アメリカン・ヒストリーX(1998年製作の映画)
3.5
白人至上主義のネオナチに感化され、スキンヘッドになった若者の物語ですが、私は「社会における大人の責任」を考えさせられました。

ネオナチのユース・グループのリーダーとして慕われるデレック(エドワード・ノートン)は、夜中にトラックを盗もうとした黒人の若者2人を殺した罪で3年間刑務所に入る。デレックを尊敬する弟のダニーは、デレックそっくりのネオナチになっていく。

デレックもダニーも非常に頭が良く、作文がすごく得意なのですが、頭がいいからこそ社会の欺瞞にも敏感なんだなと思いました。デレックがロドニー・キングやLA の人種問題の暴動に関して話しているシーンは、言葉遣いも内容も知性が感じられる。

舞台になるヴェニス・ビーチは、どうも話を聞いていると、元々は白人中心の地域だったのに、だんだん黒人が増えてきて、地域の景色が変わったところのようなんですね。デレックやダニーが通う学校でも人種ごとにグループができているようなんですけど、この子たちと私たちが育った環境は、そんなに違うとも思えないのです。日本だって学校では不良グループ同志がケンカしたりなんてあるわけで、たまたま人種が色々入り混じっているから政治的な話になってしまう。

そして親が働いている社会でも、この頃特にAffirmative Action と言って、マイノリティの人を優先的に雇ったり、大学に入れたりっていう動きがあって、デレックたちのお父さんは消防士なんですけど、採用試験の点数が良くなくても黒人だからというだけで雇われる、そういう人たちと命がけの仕事をするのは不満だ、と息子たちに言うんですね。

大人たちは、自分が体験してきたこと、見ている現実に影響されて自分の主義主張があり、誰が正しいとか間違っているということではない。中には思春期の子供たちの不満や焦燥につけ込んで利用しようという悪い大人もいるけど、そういう悪意がなくても、それぞれの立場で偏った意見を言ってしまうこともある。

子供は、親や学校の先生の言うことをそのまま吸収し、夜遊びするようになれば外で色んな大人たちにも出逢う。こういう大人たちの一言に、若者はすごく影響されてしまうんだなあと思いました。

デレックも、右に左に振れ過ぎだとは思うんです。学校で素晴らしい先生に出逢うとその先生に傾倒し、お父さんが黒人のドラッグディーラーに殺されたら、白人至上主義のネオナチに傾倒し、刑務所で黒人に助けられたらネオナチはクソだ、みたいになる。

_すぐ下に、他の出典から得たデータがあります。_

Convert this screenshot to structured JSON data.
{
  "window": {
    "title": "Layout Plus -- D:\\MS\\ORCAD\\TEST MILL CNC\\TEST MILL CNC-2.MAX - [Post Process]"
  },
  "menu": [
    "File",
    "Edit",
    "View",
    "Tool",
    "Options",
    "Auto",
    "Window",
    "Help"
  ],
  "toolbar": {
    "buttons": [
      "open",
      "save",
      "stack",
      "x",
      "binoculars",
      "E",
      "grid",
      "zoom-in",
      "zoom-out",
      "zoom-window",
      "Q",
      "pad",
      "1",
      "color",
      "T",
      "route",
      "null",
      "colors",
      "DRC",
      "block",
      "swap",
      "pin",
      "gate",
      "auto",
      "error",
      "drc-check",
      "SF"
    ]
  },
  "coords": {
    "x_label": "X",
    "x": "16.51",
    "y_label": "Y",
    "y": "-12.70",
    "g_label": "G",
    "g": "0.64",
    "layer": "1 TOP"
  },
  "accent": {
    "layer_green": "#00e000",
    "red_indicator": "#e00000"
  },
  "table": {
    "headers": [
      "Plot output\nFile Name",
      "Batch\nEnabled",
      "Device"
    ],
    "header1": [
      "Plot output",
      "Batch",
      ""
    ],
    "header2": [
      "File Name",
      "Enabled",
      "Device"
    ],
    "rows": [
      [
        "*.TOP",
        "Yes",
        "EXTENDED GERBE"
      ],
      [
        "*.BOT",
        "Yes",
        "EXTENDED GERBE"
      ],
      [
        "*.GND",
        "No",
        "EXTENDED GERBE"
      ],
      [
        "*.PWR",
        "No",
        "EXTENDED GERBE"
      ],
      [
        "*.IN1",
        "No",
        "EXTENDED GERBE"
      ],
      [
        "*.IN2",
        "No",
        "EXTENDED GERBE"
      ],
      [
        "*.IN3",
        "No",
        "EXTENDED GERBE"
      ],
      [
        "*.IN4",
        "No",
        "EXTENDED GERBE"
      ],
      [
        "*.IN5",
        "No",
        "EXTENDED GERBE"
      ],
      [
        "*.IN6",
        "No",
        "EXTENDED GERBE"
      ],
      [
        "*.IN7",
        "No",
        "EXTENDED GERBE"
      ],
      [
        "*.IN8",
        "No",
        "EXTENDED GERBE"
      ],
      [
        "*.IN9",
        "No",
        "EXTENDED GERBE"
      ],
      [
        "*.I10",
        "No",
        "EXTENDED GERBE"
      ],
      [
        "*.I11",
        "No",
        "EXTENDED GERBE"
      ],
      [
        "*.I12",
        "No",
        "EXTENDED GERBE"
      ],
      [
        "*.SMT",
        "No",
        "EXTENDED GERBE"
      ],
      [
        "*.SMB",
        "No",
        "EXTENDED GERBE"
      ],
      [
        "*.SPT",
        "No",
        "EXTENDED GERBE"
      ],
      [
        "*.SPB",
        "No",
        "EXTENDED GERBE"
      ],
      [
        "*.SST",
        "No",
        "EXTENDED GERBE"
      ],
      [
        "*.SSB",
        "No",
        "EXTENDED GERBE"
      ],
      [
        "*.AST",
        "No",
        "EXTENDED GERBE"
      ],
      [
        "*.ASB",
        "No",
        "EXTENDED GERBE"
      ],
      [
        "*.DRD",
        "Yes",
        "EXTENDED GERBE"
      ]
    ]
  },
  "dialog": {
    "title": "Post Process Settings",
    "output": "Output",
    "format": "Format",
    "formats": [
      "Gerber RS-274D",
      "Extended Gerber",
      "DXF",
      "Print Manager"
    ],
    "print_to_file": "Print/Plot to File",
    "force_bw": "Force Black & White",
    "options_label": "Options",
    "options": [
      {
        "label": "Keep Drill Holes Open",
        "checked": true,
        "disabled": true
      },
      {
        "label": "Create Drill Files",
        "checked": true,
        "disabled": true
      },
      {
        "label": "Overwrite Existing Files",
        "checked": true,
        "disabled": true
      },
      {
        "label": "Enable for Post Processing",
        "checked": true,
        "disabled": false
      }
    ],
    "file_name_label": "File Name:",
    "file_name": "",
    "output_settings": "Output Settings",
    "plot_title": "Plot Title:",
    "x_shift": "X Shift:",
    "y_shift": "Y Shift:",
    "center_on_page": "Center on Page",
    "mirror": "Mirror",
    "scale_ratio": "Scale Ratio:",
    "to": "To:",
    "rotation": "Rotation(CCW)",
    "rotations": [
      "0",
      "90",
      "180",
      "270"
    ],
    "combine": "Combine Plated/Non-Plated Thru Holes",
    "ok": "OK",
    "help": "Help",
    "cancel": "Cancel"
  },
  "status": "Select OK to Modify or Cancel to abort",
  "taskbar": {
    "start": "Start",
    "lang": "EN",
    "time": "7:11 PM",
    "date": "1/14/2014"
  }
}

しかし、自分が高校生や20代前半だった時のことを考えると、「こんなもんだよな〜」と思うのです。今だったら、善人に見える人でも別の面があるとか、メディアが褒めまくる人はまず疑ってかかったほうがいいとか、白黒ハッキリできる社会問題なんてない、とか思うけど、子供のときって、悪いことは正せる、善と悪はハッキリ境界線があると信じているから、反社会的な方に振れてしまうと極端なところまで行ってしまう危険もはらんでいる。

特にこのスキンヘッドたちのカルチャーは、ハードコア・パンク・ムーブメントとも密接に関わっていて、こういうムーブメントが仲間意識を作り出してしまうから、自分たちを客観的に見れなくなってしまう。

私が思わず泣いてしまったのは、デレックが刑務所で一緒に仕事をする黒人の青年がデレックを助けてくれる話でした。この青年、ラモントは、TVを盗んだだけなのに、6年も刑期を喰らった。デレックは人を2人殺して3年なんですよ。ラモントは、自分が差別される側にいるのをわかっているけど、それに飲み込まれていない。自分らしさを保っている。デレックが全く打ち解けなくても、ユーモアたっぷりの自分のままで接し、最後にはデレックの心を溶かしてしまう。

刑務所では、強面でガチガチに鍛え、入れ墨入れまくりの囚人たちが、白人、黒人、メキシカンごとにギャングを結成して牽制しあっているのですが、白人のネオナチはメキシカンと商売をしていたりするんですね。結局、人種ごとにグループを作っていても、お互い助け合わなきゃ生きて行けないんじゃん、と私は「社会の縮図」を見た気がしたのですが、デレックは白人の権利を奪う「移民」と仕事をしているじゃないか!と「純粋まっすぐ君」過ぎて、白人も黒人もメキシカンもみんな敵に回してしまう。

ギャングの後ろ盾がなくなり、いつ誰に攻撃されるかと、残りの刑期をビクビクしながらすごすんですけど、出所の日、実はラモントが裏で黒人のギャングを牛耳っている人たちに話をつけてくれたことをデレックは知る。

そのおかげでデレックは、五体満足のまま出所することができた。ラモントより先に。それでも明るくデレックを送り出すラモントに、私は泣けました。

これがお涙頂戴的!嘘くさい!って思う人もあるかと思うんですけど、本当にこういう人っているんです。私も年を重ねる中で、人間っておろかで、世の中には悪いことがはびこっていることに愕然とすることが多いけど、たまに本当にすごいいい話やいい人ってあるんですよね。

白人の兄弟を演じるエドワード・ノートンとエドワード・ファーロングが、本当の兄弟のようなケミストリーがありすごく好演していました。社会問題を取り上げているけど説教くさくもなく、どちらかの主義主張に偏ることもなく、またポリティクスではなくてヒューマニティの観点からテーマを語ってくれていて、色々考えさせられる作品でした。